どうして自分の振るまいが歓迎されないのか、と考えて、現子はふと鏡を見る。すると、『歯に青ノリ へばりついてる~』と気づく。ソコで彼女はペロンと舌を出し、自分の脳天をコツンとこづき、
『な~るヘソ、これじゃ キラわれる わけです… 乙女、落第~』
と、まったくどうも申せぬモノローグを展開する。
等々とテスト中の悪ふざけが過ぎて、ついに先生が怒って現子を張り倒す。するとまたその拍子に、1セットのサンマとマツタケが、彼女の鼻の穴から飛び出す。
さらに先生から家庭に連絡が行って、『ママに あんまり 恥かかせないで ちょうだい!!!』と、母親からも叱られてしまう現子。キョーリョクな体罰があったとみえて、ママの右手と現子の両頬が、真っ赤にはれ上がっている。

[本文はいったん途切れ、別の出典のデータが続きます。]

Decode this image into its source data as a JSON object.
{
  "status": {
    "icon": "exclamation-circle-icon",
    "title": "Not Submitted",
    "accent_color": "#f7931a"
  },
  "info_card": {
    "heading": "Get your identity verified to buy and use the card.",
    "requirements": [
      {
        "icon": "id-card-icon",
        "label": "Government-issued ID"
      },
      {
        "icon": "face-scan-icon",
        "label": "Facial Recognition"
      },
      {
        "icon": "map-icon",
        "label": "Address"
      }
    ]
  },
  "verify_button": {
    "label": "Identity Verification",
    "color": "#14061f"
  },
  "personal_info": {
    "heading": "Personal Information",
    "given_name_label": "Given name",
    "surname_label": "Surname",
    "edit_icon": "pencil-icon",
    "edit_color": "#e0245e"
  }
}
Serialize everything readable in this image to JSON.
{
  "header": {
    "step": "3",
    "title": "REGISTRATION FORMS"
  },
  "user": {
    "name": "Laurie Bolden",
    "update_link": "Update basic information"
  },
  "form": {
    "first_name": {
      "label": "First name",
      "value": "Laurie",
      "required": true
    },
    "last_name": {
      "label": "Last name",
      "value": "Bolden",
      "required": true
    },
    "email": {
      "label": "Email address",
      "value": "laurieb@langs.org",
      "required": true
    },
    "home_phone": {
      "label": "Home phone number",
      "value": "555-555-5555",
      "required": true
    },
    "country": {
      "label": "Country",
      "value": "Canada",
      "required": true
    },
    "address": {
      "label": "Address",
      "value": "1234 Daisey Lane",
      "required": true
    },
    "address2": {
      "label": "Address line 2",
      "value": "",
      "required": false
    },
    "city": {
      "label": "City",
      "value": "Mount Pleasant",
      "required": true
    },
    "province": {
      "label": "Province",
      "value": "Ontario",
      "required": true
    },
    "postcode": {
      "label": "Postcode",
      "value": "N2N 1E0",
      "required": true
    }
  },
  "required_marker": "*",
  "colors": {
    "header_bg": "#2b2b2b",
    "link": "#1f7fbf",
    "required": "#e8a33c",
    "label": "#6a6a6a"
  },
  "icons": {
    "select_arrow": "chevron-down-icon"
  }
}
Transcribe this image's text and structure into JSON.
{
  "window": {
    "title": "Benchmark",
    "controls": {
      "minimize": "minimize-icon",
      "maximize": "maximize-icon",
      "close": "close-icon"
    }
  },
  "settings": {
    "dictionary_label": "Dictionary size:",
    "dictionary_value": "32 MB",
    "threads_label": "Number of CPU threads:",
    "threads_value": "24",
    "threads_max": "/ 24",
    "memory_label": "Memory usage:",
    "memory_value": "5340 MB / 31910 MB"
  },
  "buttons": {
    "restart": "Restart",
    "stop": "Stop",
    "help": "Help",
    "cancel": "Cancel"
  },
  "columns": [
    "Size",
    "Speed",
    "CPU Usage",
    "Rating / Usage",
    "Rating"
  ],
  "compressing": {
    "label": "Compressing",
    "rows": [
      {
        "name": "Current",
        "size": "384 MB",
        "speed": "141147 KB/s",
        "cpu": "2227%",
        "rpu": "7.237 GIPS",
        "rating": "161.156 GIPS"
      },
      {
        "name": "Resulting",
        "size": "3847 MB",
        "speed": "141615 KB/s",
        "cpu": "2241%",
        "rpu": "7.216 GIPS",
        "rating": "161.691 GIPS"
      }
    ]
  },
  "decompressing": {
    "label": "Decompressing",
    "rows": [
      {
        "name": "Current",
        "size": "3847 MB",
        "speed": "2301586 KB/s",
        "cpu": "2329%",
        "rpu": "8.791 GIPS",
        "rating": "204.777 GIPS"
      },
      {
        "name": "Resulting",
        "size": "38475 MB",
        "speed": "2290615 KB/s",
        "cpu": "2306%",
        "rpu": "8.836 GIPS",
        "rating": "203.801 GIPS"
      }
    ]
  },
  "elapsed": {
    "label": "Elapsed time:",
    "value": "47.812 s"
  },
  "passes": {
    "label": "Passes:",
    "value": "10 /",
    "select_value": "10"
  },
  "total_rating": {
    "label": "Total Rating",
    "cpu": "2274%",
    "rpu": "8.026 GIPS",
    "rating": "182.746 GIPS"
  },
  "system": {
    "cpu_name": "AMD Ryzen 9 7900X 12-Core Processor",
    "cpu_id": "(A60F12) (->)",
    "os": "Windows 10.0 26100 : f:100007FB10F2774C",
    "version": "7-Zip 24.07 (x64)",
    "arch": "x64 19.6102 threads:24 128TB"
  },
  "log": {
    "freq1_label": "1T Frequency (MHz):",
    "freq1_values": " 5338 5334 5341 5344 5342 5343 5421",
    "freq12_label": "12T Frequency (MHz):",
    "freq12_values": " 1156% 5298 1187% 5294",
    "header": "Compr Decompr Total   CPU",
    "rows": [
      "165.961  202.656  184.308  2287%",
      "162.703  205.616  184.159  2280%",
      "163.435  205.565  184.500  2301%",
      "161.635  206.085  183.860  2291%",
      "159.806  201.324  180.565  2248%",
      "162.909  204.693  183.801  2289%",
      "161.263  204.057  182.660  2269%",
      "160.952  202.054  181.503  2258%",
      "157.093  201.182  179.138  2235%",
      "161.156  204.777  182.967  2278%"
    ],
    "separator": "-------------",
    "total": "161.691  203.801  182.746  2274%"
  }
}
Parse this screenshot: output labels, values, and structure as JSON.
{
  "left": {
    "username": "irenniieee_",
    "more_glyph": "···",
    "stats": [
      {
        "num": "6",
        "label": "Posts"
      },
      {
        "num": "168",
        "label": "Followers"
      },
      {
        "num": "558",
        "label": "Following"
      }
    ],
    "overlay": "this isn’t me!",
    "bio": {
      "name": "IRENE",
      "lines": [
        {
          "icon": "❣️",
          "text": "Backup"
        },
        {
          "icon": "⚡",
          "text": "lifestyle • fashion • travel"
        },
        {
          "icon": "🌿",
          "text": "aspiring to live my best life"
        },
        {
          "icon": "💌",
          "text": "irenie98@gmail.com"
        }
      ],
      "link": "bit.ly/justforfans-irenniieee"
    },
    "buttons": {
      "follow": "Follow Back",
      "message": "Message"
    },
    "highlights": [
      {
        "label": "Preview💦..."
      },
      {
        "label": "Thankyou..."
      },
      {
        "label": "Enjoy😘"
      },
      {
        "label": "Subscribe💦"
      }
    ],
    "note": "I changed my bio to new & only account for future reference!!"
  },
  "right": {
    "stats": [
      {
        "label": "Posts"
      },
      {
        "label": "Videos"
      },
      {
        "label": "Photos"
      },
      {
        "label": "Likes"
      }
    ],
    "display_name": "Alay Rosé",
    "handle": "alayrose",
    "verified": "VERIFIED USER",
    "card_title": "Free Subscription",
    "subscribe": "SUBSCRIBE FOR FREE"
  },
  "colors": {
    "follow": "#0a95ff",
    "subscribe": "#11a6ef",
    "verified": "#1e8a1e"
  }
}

そしてその母子2人は、部屋の中にあふれかえったサンマとマツタケに、腰までも埋もれている。その状況で、エピソードの終わりに現子がもらしたモノローグは、
『なんか~… 生臭~いって カ~ンジっ!』
ときた。
というお話(第4巻, p.55, 『乙女のほーてーしき! ホットミルク+恋愛=奇病!?』)の意味するところを、そして『サンマとマツタケ』という奇妙な記号(意味ありげだが意味不明な記号=シニフィアン)らのさし示すところを、われわれは知ってはいる。
…だがそれを、別にわざわざ言いたくはないってカ~ンジっ! 『ニンゲン誰しも性欲が、ある』とのテーゼがすでに≪外傷的≫であるところへさらに、『ブサイクさんにも、性欲がある』などという話へ、“誰”が耳を傾けるというのだろうか?
で、そのような『1つの正しいお話』を描く作品であるこれは…ということは認めた上で。にしても筆者が今作をもはや笑えないような心境にあるコトは、すなおに申して『心の弱り』の徴候なのやも知れぬ。ギャグまんがを笑うことは(狂人ならぬ)常人の特権であり、さらにある種のギャグ作品は、ふつう以上に心がタフでないと笑えない。